Su argumento base, caricaturizado por el título del libro que publicó en 1992 (El fin de la historia y el último hombre), fue muy pronto desmentido por nuevos y graves desgarramientos internacionales, que culminaron con la masacre terrorista del 2001, en Nueva York.
Pero la base empírica de su propuesta ha demostrado gran solidez. Es el avance creciente de la democracia y la economía de mercado en el mundo.
Esto explica que Fukuyama, normalmente interesado en las grandes tendencias globales, haya puesto atención a un lúcido libro sobre América Latina, que acaba de editar Yale University Press. Titulado El continente olvidado: la batalla por el alma de América Latina, y escrito por Michael Reid, uno de los corresponsales de la revista The Economist en el hemisferio, analiza la historia y los avances políticos, económicos y sociales latinoamericanos, sobre todo en los últimos diez años.
Al comentarlo, en la edición de noviembre-diciembre de la revista Foreign Affairs, Fukuyama coincide con Reid en que la mayoría de los países de América Latina ”han profundizado exitosamente sus instituciones democráticas, se han integrado en la economía global, y han comenzado a superar desigualdades sociales endémicas”. Pero el mundo, más interesado en Hugo Chávez, el narcotráfico o la migración, no lo ha notado.
Tanto él como el autor del libro sostienen, correctamente, que esas desigualdades, junto a las estructuras oligárquicas de muchos de nuestros países, impidieron que las reformas macroeconómicas de la pasada década condujeran al crecimiento y el bienestar.
La frustración que se acumuló en algunos países, sumada al mal gobierno, fue un disparador de avances populistas, no sólo en Venezuela, sino, también, en Bolivia, Ecuador y, en menor medida, Nicaragua.
Pero el populismo resulta insostenible, incluso para un caudillo autoritario que, como Chávez, lo apuntala con un coyuntural flujo de petrodólares. Salvo su régimen y el de Fidel Castro, prácticamente todos los gobiernos latinoamericanos manejan sus finanzas públicas con responsabilidad, y aplican varios de los preceptos del injustamente vilipendiado, pero sin duda parcial, ”consenso de Washington” para guiar sus políticas económicas. Hace poco, por ejemplo, Evo Morales se vanaglorió en Italia de que Bolivia tiene ahora una situación fiscal mucho mejor que la de gobiernos anteriores.

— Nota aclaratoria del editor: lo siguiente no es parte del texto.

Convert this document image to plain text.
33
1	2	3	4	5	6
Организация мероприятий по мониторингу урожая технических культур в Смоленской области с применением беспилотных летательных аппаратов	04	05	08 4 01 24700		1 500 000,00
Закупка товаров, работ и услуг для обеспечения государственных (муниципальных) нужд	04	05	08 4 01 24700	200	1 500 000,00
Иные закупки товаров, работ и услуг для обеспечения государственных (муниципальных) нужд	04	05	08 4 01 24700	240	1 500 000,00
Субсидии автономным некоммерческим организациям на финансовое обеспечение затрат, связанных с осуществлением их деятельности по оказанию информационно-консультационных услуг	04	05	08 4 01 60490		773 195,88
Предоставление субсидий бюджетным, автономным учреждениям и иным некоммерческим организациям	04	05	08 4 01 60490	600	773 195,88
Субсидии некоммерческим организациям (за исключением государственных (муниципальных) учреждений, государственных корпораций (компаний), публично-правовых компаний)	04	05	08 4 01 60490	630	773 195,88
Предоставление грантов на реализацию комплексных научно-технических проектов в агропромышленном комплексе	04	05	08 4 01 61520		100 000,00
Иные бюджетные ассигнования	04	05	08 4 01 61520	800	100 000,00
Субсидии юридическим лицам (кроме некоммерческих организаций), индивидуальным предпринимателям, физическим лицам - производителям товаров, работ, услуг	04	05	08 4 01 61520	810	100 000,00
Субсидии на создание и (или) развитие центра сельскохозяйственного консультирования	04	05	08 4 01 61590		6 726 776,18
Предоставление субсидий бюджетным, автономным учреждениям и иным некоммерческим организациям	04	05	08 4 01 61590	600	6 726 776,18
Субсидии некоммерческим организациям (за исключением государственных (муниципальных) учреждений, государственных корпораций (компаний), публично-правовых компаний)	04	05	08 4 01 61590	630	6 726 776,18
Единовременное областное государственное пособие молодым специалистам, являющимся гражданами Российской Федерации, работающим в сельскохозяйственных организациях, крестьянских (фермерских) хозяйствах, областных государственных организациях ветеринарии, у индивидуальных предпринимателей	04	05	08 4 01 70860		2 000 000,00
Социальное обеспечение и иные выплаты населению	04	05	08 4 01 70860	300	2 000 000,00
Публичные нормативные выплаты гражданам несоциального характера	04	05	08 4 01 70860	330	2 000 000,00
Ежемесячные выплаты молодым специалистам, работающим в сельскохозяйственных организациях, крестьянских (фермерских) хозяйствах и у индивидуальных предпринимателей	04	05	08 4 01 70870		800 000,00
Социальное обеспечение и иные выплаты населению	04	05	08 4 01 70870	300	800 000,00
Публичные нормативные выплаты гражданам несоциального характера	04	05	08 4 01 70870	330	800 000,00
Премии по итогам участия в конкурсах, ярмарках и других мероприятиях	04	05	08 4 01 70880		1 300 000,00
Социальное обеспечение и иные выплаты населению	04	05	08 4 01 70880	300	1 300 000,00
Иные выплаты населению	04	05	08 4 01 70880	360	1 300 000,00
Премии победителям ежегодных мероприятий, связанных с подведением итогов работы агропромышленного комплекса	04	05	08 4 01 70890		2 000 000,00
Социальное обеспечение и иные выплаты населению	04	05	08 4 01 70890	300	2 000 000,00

En su libro, Reid menciona cómo América Latina, marcada por las injusticias y rigideces del período colonial, ha sido una suerte de ”laboratorio” de las más diversas concepciones políticas, ideológicas y gubernamentales: oligarquía, militarismo, seguridad nacional, caudillismo, populismo, marxismo, democracia. Todo lo hemos probado. Pero el autor destaca que la opción democrática ha sido la más exitosa en lo político y social.
Cuando el buen manejo económico y el fortalecimiento de las instituciones se vinculan con adecuadas iniciativas sociales, es que se producen reales avances en las condiciones de vida de la población.
Por esto, las más productivas y provechosas innovaciones en política social no han surgido en Venezuela, con su verticalismo de simple reparto, o en Cuba, sumida en la miseria. Al contrario, Reid y Fukuyama destacan los programas iniciados por Fernando Henrique Cardoso, en Brasil, y Ernesto Zedillo, en México, que asentaron en el crecimiento económico y la estabilidad programas de ayudas directas a las familias pobres, para que envíen a sus hijos a la escuela.
Esos planes han sido continuados por sus sucesores. Por algo los mexicanos lograron reducir la pobreza a la mitad entre 1995 y el 2005, y los brasileños han logrado disminuir la inequidad.
La conclusión luce clara: no es desde la retórica populista, la agitación social o las promesas caudillistas que se logra mejorar sólidamente las condiciones de vida y la salud política de nuestros países. La respuesta está en poner el crecimiento y la estabilidad en función de reformas sociales responsables y eficaces.